“OBJECTIVE: Open lumbar spinal surgery in overweight or ob


“OBJECTIVE: Open lumbar spinal surgery in overweight or obese patients has been associated with increased risk of perioperative complications. The impact of minimally invasive spinal (MIS) surgery on the incidence of perioperative adverse events in overweight or obese patients, however, has not been well evaluated.

METHODS: A retrospective review of consecutive patients undergoing lumbar MIS surgery from January 2006

to April 2007 was performed. Of the 77 patients identified, 56 had a body mass index (BMI) of 25.0 kg/m(2) or greater.

RESULTS: Of the 56 patients with a BMI of 25 kg/m(2) or greater, 32 (57.1%) were men; the mean age was 54.1 years. The mean BMI was 31.0 kg/m(2) (range, 25.1-43.8 kg/m(2)). Using a broad definition of an adverse event, eight (14.3%) complications were identified. in the discectomy/laminotomy subgroup (31 patients), two (6.5%) adverse events were noted. In the fusion subgroup (25 learn more patients), six (24%) adverse events were noted, most of which were minor. Of the 21 patients with a BMI less than 25 kg/m(2), eight (38.1%) were men, and the

mean age was 43.7 years. The mean BMI was 22.5 kg/m(2) (range, 16.8-24.6 kg/m(2)). Three (14.3%) complications were noted overall. In the discectomy/laminotomy subgroup (17 patients), two (11.8%) adverse events occurred. One (25%) complication developed in the four patients making up the fusion subgroup. There was no statistically significant difference in complication rates between groups. Logistic regression also found no statistically significant relationship between BMI and perioperative complications.

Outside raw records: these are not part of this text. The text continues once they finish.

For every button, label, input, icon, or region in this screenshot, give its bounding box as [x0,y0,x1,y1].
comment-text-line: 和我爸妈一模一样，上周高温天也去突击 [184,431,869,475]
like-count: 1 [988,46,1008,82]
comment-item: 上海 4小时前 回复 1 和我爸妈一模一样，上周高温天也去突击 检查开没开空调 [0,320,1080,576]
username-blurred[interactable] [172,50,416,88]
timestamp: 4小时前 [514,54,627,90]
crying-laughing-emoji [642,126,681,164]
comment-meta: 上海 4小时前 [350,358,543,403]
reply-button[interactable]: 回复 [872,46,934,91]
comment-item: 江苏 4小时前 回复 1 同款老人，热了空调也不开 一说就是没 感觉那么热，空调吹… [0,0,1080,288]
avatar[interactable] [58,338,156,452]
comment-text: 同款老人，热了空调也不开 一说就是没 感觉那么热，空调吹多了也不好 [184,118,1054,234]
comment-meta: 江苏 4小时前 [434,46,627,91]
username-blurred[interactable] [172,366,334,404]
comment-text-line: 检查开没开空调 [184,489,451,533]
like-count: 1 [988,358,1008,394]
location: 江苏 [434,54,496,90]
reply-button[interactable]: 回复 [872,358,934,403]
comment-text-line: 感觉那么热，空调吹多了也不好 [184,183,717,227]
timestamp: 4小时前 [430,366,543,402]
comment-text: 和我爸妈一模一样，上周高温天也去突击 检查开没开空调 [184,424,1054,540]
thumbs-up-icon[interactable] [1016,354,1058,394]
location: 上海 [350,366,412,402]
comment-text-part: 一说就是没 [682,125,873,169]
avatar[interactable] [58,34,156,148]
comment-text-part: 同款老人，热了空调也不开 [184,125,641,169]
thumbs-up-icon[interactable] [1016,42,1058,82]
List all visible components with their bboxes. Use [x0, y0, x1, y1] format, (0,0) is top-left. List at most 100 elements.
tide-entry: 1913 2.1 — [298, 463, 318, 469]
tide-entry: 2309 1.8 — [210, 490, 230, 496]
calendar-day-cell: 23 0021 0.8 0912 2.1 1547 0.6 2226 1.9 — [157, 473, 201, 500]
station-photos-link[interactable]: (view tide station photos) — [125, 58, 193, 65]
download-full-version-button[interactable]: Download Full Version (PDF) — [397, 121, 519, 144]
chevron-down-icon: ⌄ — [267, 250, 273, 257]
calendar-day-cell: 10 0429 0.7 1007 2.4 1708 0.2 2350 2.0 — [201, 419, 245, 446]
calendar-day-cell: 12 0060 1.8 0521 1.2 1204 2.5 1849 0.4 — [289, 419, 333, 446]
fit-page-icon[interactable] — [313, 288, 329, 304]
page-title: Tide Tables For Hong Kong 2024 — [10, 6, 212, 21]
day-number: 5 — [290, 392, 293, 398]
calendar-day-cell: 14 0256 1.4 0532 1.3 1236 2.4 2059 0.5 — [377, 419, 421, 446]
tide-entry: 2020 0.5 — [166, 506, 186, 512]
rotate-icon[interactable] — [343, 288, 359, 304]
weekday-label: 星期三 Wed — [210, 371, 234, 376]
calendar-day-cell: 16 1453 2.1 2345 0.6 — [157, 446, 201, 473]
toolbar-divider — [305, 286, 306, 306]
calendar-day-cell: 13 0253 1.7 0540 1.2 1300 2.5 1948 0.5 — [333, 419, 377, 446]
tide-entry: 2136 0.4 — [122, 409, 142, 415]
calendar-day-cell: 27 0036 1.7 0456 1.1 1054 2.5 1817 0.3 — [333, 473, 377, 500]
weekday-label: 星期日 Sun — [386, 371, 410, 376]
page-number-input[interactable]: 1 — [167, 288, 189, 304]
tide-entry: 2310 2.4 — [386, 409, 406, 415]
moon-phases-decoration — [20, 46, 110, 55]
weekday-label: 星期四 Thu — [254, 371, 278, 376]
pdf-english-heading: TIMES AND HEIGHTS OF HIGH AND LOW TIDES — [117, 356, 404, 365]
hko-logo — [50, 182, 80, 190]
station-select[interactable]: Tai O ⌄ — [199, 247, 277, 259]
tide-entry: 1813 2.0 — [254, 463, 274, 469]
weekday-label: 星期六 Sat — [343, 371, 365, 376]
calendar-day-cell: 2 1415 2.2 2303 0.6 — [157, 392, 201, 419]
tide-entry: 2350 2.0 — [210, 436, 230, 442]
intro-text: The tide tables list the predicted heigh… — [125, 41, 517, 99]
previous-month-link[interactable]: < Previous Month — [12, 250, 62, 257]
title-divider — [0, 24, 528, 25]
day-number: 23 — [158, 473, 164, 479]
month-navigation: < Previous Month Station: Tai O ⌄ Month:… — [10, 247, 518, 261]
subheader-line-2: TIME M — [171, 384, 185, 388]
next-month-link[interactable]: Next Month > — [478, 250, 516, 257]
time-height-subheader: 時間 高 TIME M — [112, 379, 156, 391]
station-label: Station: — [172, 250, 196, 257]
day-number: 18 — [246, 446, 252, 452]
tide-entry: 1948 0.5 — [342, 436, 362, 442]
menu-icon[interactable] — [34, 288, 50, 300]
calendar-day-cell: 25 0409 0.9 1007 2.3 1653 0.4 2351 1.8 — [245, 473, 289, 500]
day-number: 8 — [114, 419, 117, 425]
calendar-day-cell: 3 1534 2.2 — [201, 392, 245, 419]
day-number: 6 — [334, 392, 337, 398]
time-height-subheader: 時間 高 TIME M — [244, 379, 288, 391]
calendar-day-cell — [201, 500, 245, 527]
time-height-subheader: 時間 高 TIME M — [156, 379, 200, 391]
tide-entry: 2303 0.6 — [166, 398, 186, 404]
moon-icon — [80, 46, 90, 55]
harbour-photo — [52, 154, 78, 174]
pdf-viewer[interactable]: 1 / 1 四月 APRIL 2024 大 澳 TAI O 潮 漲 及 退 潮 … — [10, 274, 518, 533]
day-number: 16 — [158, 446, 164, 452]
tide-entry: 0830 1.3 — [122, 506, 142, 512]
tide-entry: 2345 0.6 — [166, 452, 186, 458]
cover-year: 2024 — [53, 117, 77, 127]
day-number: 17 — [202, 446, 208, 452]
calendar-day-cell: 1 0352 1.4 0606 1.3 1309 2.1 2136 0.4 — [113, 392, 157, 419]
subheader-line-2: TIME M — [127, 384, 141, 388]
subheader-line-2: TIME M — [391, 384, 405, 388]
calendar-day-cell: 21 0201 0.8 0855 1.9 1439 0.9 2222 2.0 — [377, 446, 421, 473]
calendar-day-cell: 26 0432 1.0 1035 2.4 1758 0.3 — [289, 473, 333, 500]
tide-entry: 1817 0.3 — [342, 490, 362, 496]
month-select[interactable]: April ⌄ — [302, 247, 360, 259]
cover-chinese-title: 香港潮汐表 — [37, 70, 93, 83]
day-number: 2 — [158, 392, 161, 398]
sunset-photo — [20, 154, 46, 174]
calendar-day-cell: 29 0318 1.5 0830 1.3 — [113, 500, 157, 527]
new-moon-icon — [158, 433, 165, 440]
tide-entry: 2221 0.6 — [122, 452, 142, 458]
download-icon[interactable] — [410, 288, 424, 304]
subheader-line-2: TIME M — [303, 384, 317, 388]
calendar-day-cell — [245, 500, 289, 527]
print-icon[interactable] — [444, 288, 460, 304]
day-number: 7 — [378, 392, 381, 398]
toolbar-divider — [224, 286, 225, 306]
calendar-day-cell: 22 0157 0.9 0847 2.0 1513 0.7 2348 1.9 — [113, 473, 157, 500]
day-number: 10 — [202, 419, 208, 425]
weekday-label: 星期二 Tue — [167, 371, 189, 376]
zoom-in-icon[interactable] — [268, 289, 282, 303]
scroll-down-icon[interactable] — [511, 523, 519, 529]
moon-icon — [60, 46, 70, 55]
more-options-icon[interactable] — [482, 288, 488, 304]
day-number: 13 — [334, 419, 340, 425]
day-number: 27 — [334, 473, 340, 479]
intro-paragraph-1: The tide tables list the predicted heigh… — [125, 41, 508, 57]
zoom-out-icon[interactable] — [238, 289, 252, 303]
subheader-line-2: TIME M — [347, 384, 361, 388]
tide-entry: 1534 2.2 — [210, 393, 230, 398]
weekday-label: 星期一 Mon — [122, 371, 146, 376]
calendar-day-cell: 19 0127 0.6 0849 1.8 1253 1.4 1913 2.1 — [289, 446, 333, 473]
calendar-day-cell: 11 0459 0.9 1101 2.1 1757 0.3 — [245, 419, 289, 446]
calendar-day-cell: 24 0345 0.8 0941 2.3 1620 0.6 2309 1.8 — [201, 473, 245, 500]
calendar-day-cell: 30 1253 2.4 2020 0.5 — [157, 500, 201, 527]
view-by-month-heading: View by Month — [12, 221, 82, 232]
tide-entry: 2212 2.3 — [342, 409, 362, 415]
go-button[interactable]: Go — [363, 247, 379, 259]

CONCLUSION: see more There does not appear Elafibranor ic50 to be an increased risk of developing perioperative complications in overweight or obese patients undergoing MIS surgery, which may reflect a potential benefit of the MIS approach.”
“Objectives: Risk factors for atherosclerosis have limited ability to identify persons at high risk of coronary heart disease. Assessment of subclinical atherosclerosis in peripheral arteries might improve this limitation.

We studied the relationship between atherosclerotic plaques in peripheral arteries, coronary plaques, and coronary death.

Methods: Predefined segments from the left anterior descending coronary artery, the right coronary artery, bilateral carotid, and superficial femoral arteries (SFA) were obtained from 100 autopsies (20-82 years, 30 females, 27 coronary deaths). Based on microscopic examination of 4756 sections, the extension of atherosclerosis (plaque burden) and the largest plaque area in each segment were quantified.

Results: Plaque burden in all arteries increased with age and was larger in coronary death (P <.05). SFA plaques occurred later than coronary and carotid plaques. When SFA plaque had developed, coronary plaque was also present. SFA plaque (odds ratio, 95% confidence interval: 7.07 [2.40-20.